A leader of the Rum Rebellion of 1808 in Sydney was Anthony Fenn Kemp 1773-1868 father-in-law of Samuel Barrow. He later lived in Hobart, and once the local aborigines were defeated and bushranger activity died down, he retired to the above house in the early-1830s. Kemp named the house Mount Vernon (see below) and it retains that name today. It is in Melton Mowbray, Tasmania. Parts of the original building survive in the kitchen area at the rear.   An earlier image from ref 46 p116 probably taken around 1930.


Kemp, 'father of Tasmania', was a reckless bankrupt as a young man, and detested his meticulous wine-merchant father. Kemp visited France in 1791 during early revolutionary times, and visited George Washington in 1792 at Charleston in South Carolina. His father probably helped him buy a commission - in the NSW Corps - which became known as the Rum Corps after Kemp's practice as Paymaster of paying only in the form of liquor. After a period during 1804-5 in the north of the Tasmania (then Van Diemen's Land) establishing York Town, Kemp returned to Sydney where he became a leader of the Rum Rebellion in Sydney in 1808 which deposed the newly-arrived Governor Bligh. He gave evidence in London at the 1810 court-martial of the Corps' acting leader Major Johnston and for his candour Kemp was himself only lightly punished. In 1816, after his 3rd voyage to Australia, Kemp arrived in Hobart, and in the years 1817-23 in Hobart successfully campaigned for the removal of Lieutenant-Governor Sorell.

Kemp's campaigns against Bligh and Sorell were not because of revolutionary ardour; rather Kemp had few scruples when it came to making money and protecting his commercial activities! Some argue that in Bligh's case there were broader issues in play than reining in the excesses of the Rum Corps - had the NSW colony a future only as a convict settlement? - but this broader issue was in large part merely an extension of Kemp's own commercial ambition. In Hobart, Sorell was quick to resist Kemp's misuse of his magistrate's office for personal gain. With colossal gall, once Sorell was recalled by George 4 in 1823, Kemp led a petition for reinstatement, too late to be effective of course. Sorell, a decent and popular man, later inexplicably became an in-law in that William Sorell who moved to Hobart and became a bureaucrat married Elizabeth Kemp in 1825 and thus Kemp's descendants include Aldous and Julian Huxley - through the 1850 marriage of his granddaughter Julia Sorell to Thomas Arnold of the well-known English literary family (see ref 304). Curiously, after 13 years of marriage Elizabeth eloped to India, leaving Julia and 4 siblings with Sorell senior in Brussels, and India was where her younger widowed sister Margaret Louisa Barrow nee Kemp lived a second married life also leaving behind her 5 children - with the Barrows in Ryde.

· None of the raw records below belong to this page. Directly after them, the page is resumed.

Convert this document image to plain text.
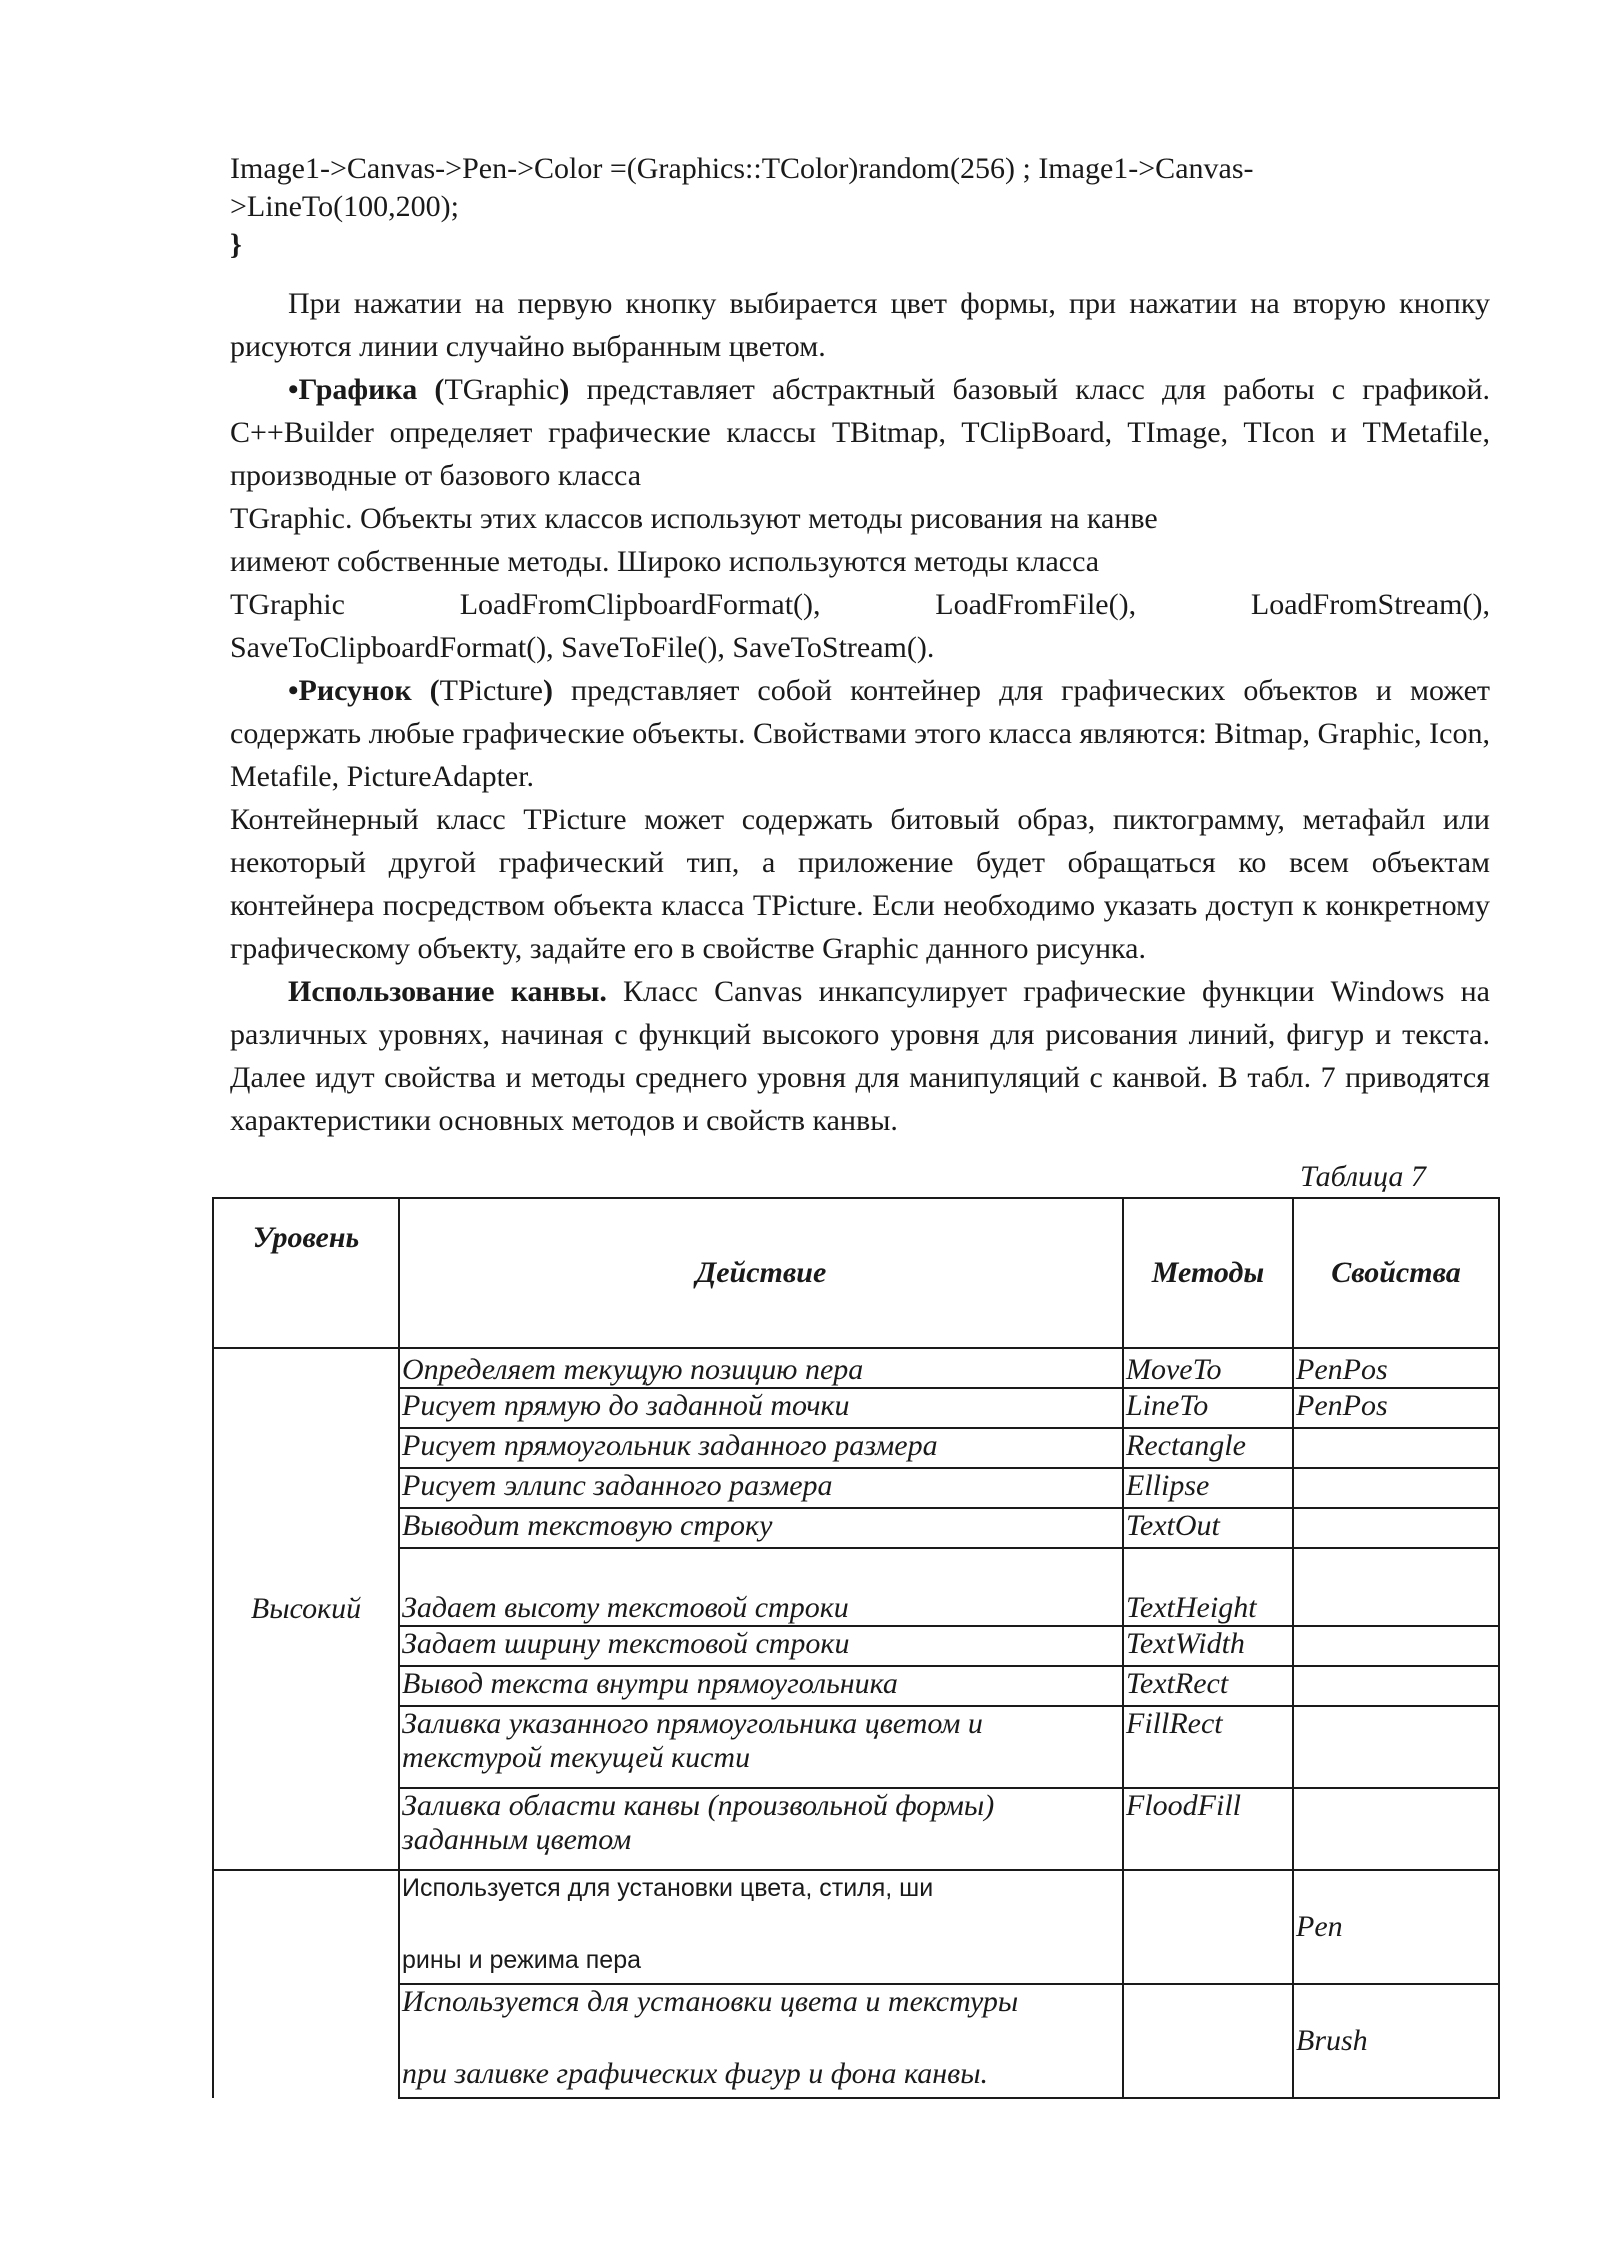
Image1->Canvas->Pen->Color =(Graphics::TColor)random(256) ; Image1->Canvas-
>LineTo(100,200);
}

При нажатии на первую кнопку выбирается цвет формы, при нажатии на вторую кнопку рисуются линии случайно выбранным цветом.

•Графика (TGraphic) представляет абстрактный базовый класс для работы с графикой. C++Builder определяет графические классы TBitmap, TClipBoard, TImage, TIcon и TMetafile, производные от базового класса

TGraphic. Объекты этих классов используют методы рисования на канве

иимеют собственные методы. Широко используются методы класса

TGraphic	LoadFromClipboardFormat(),	LoadFromFile(),	LoadFromStream(),

SaveToClipboardFormat(), SaveToFile(), SaveToStream().

•Рисунок (TPicture) представляет собой контейнер для графических объектов и может содержать любые графические объекты. Свойствами этого класса являются: Bitmap, Graphic, Icon, Metafile, PictureAdapter.

Контейнерный класс TPicture может содержать битовый образ, пиктограмму, метафайл или некоторый другой графический тип, а приложение будет обращаться ко всем объектам контейнера посредством объекта класса TPicture. Если необходимо указать доступ к конкретному графическому объекту, задайте его в свойстве Graphic данного рисунка.

Использование канвы. Класс Canvas инкапсулирует графические функции Windows на различных уровнях, начиная с функций высокого уровня для рисования линий, фигур и текста. Далее идут свойства и методы среднего уровня для манипуляций с канвой. В табл. 7 приводятся характеристики основных методов и свойств канвы.

Таблица 7
Уровень	Действие	Методы	Свойства
Высокий	Определяет текущую позицию пера	MoveTo	PenPos
	Рисует прямую до заданной точки	LineTo	PenPos
	Рисует прямоугольник заданного размера	Rectangle	
	Рисует эллипс заданного размера	Ellipse	
	Выводит текстовую строку	TextOut	
	Задает высоту текстовой строки	TextHeight	
	Задает ширину текстовой строки	TextWidth	
	Вывод текста внутри прямоугольника	TextRect	

	Заливка указанного прямоугольника цветом и
текстурой текущей кисти	FillRect	

	Заливка области канвы (произвольной формы)
заданным цветом	FloodFill	

	Используется для установки цвета, стиля, ши
рины и режима пера		Pen

	Используется для установки цвета и текстуры
при заливке графических фигур и фона канвы.		Brush
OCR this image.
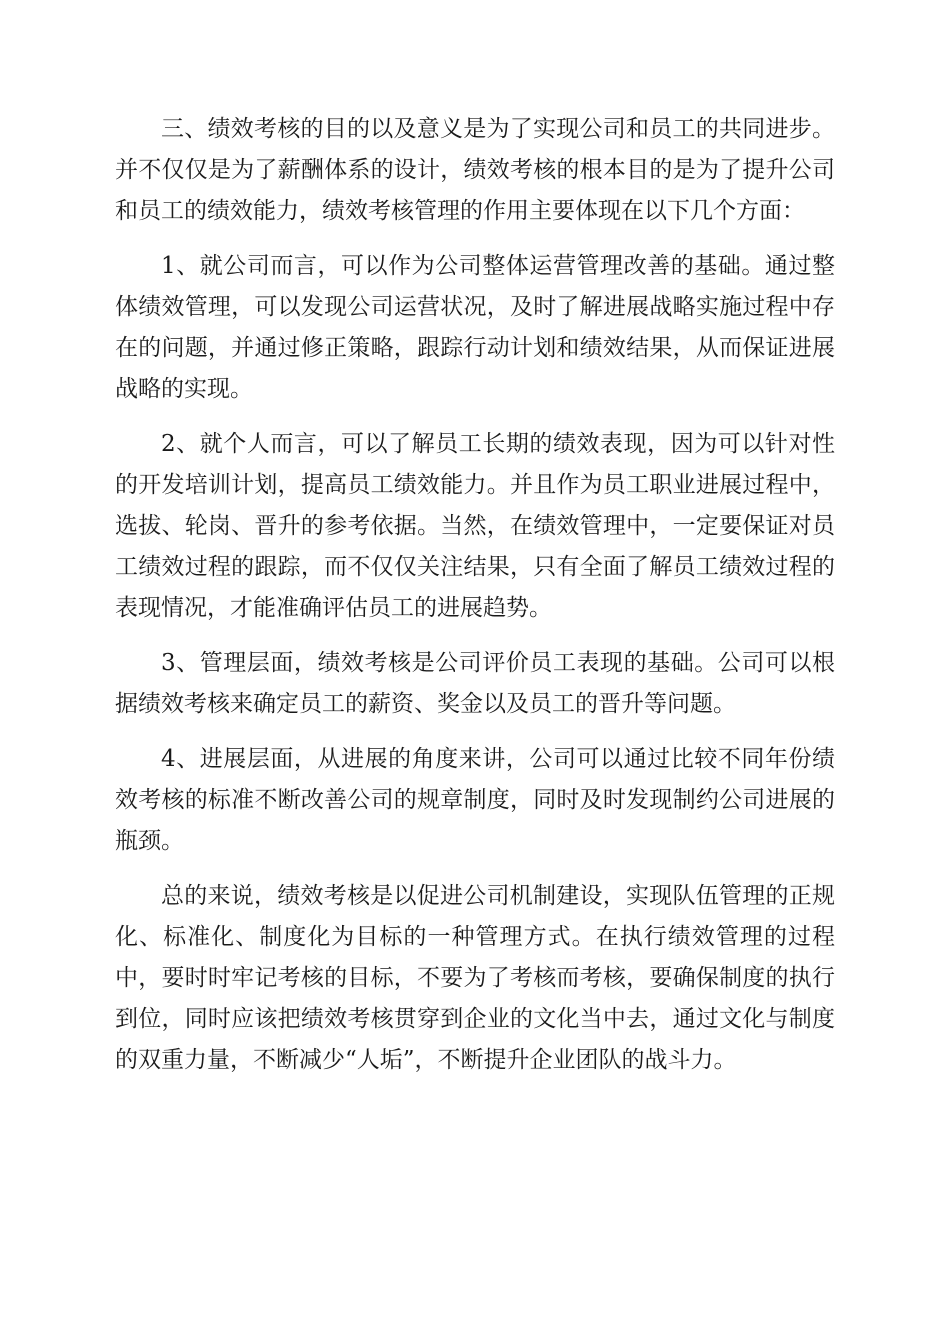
三、绩效考核的目的以及意义是为了实现公司和员工的共同进步。并不仅仅是为了薪酬体系的设计，绩效考核的根本目的是为了提升公司和员工的绩效能力，绩效考核管理的作用主要体现在以下几个方面：

1、就公司而言，可以作为公司整体运营管理改善的基础。通过整体绩效管理，可以发现公司运营状况，及时了解进展战略实施过程中存在的问题，并通过修正策略，跟踪行动计划和绩效结果，从而保证进展战略的实现。

2、就个人而言，可以了解员工长期的绩效表现，因为可以针对性的开发培训计划，提高员工绩效能力。并且作为员工职业进展过程中，选拔、轮岗、晋升的参考依据。当然，在绩效管理中，一定要保证对员工绩效过程的跟踪，而不仅仅关注结果，只有全面了解员工绩效过程的表现情况，才能准确评估员工的进展趋势。

3、管理层面，绩效考核是公司评价员工表现的基础。公司可以根据绩效考核来确定员工的薪资、奖金以及员工的晋升等问题。

4、进展层面，从进展的角度来讲，公司可以通过比较不同年份绩效考核的标准不断改善公司的规章制度，同时及时发现制约公司进展的瓶颈。

总的来说，绩效考核是以促进公司机制建设，实现队伍管理的正规化、标准化、制度化为目标的一种管理方式。在执行绩效管理的过程中，要时时牢记考核的目标，不要为了考核而考核，要确保制度的执行到位，同时应该把绩效考核贯穿到企业的文化当中去，通过文化与制度的双重力量，不断减少“人垢”，不断提升企业团队的战斗力。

 One of the few authority figures Kemp respected and indeed revered was George Washington whose house Mount Vernon - and hence the one shown above - was named (see ref 172 page 171) after Admiral Edward Vernon - known as Old Grog - who in the 1740s introduced the rum ration into the British Navy! Kemp's commercial success in Sydney and Hobart drew heavily upon liqour derived from his father's London business.